Artan Latifi

Personal information
- Full name: Artan Isa Latifi
- Date of birth: 5 April 1983 (age 42)
- Place of birth: Gjilan, SAP Kosovo, SFR Yugoslavia (modern Kosovo)
- Height: 1.88 m (6 ft 2 in)
- Position(s): Goalkeeper

Team information
- Current team: London Soccer School (goalkeeping coach)

Youth career
- 1996–1999: Drita

Senior career*
- Years: Team / Apps / (Gls)
- 1999–2004: Drita / 83 / (0)
- 2004–2006: KEK / 90 / (0)
- 2006–2009: Hysi / 103 / (0)
- 2009–2010: Besiana / 54 / (0)
- 2010–2017: Drita / 163 / (0)
- Total:  / 493 / (0)

Managerial career
- 2017–: London Soccer School (goalkeeping coach)

= Artan Latifi =

Kosovar footballer and coach

Artan Isa Latifi (born 5 April 1983) is a Kosovar professional football coach and former player who is the current goalkeeping coach of London Soccer School.

==Club career==
===Drita and KEK===
In 1996 Latifi began his career at Drita as a 13-year-old cadet and later joined the junior and senior team.
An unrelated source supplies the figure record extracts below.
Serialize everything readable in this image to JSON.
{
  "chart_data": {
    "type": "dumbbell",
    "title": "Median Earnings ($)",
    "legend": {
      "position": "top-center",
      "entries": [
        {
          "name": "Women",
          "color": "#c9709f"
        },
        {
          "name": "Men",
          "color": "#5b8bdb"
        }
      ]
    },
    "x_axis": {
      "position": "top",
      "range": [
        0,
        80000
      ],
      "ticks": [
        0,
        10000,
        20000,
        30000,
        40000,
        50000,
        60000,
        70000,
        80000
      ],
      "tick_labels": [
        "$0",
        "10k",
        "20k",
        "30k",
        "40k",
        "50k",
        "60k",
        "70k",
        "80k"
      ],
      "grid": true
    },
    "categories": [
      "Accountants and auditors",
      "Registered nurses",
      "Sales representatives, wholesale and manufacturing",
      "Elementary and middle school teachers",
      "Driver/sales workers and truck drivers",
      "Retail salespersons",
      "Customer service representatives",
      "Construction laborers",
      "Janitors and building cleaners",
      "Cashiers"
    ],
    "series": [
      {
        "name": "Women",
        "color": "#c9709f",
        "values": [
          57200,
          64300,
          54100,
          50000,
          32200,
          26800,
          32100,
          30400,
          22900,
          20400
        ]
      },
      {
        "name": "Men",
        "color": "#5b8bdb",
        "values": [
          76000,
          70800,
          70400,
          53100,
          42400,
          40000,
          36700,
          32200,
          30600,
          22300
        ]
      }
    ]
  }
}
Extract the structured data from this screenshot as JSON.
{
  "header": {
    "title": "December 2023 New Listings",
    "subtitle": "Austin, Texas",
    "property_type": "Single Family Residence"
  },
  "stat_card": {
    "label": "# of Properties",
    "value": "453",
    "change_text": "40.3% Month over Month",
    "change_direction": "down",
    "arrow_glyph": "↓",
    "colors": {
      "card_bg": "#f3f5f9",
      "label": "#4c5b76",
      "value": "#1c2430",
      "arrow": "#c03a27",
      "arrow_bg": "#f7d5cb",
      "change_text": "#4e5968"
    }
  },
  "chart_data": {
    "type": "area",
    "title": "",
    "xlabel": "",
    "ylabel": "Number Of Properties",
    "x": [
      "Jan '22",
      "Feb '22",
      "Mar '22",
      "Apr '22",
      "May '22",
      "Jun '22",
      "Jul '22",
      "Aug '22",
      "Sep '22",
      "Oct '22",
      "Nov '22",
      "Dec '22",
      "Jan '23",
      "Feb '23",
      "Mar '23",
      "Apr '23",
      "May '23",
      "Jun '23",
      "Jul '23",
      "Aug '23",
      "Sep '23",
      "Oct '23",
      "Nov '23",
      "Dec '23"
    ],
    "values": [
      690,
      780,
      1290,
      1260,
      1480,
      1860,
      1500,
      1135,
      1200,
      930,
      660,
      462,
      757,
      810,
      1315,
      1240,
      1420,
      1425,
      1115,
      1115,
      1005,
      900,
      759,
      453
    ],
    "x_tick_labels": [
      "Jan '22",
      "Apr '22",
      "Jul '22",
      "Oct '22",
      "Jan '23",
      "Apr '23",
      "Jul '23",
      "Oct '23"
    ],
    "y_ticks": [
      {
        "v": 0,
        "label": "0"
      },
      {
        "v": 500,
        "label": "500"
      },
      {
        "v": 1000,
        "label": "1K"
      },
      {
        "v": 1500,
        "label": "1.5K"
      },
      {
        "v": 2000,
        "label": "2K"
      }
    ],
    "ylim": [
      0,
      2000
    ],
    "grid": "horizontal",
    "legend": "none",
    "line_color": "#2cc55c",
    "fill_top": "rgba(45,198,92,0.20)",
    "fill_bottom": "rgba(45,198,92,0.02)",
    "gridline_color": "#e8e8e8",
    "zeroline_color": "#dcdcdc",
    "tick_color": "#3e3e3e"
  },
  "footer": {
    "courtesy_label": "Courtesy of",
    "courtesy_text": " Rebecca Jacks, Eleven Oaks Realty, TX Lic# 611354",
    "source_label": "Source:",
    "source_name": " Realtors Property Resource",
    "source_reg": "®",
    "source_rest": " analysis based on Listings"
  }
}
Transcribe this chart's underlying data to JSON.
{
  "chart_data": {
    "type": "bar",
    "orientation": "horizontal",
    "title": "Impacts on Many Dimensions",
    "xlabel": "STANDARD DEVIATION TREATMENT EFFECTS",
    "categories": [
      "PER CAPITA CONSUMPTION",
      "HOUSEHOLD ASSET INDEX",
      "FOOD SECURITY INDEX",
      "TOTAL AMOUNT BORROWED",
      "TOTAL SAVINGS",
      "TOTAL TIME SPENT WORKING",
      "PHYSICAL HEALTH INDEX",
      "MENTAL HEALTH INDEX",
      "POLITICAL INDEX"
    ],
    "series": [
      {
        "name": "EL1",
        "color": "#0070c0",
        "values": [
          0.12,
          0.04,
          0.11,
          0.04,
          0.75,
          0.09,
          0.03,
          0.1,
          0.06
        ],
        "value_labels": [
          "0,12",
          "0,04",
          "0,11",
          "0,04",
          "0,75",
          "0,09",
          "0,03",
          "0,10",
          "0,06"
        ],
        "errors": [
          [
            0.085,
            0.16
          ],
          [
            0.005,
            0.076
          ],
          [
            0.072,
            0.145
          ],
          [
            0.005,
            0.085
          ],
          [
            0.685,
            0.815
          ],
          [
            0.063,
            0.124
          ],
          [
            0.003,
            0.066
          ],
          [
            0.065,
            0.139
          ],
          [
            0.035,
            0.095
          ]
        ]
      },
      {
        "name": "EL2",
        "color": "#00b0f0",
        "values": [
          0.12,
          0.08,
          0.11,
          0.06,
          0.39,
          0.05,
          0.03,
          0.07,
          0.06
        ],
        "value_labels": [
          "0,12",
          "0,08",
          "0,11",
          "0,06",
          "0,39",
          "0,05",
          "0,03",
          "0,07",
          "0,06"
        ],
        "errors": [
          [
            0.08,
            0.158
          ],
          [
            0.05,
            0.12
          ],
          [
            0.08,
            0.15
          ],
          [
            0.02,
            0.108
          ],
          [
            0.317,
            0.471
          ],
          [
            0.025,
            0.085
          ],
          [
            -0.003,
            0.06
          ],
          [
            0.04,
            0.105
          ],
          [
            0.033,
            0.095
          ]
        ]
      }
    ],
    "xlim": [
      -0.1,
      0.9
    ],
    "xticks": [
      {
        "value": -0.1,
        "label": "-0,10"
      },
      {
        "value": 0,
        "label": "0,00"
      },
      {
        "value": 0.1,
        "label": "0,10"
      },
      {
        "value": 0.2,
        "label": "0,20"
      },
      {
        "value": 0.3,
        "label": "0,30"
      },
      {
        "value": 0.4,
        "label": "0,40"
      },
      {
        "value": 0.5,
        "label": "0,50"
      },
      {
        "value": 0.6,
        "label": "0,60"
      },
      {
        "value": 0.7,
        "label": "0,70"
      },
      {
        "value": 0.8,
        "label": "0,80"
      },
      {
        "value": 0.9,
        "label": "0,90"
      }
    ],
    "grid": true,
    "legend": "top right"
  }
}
In 2004, he was transferred to Kosovo Superleague side KEK.

===Hysi and Besiana===
In 2006 Latifi joined Football Superleague of Kosovo side Hysi, where he stayed for three years. In 2009, he joined First Football League of Kosovo side Besiana, on a one-year contract.

===Return to Drita===
In 2010 Latifi returned to Football Superleague of Kosovo side Drita, where he became the squad captain.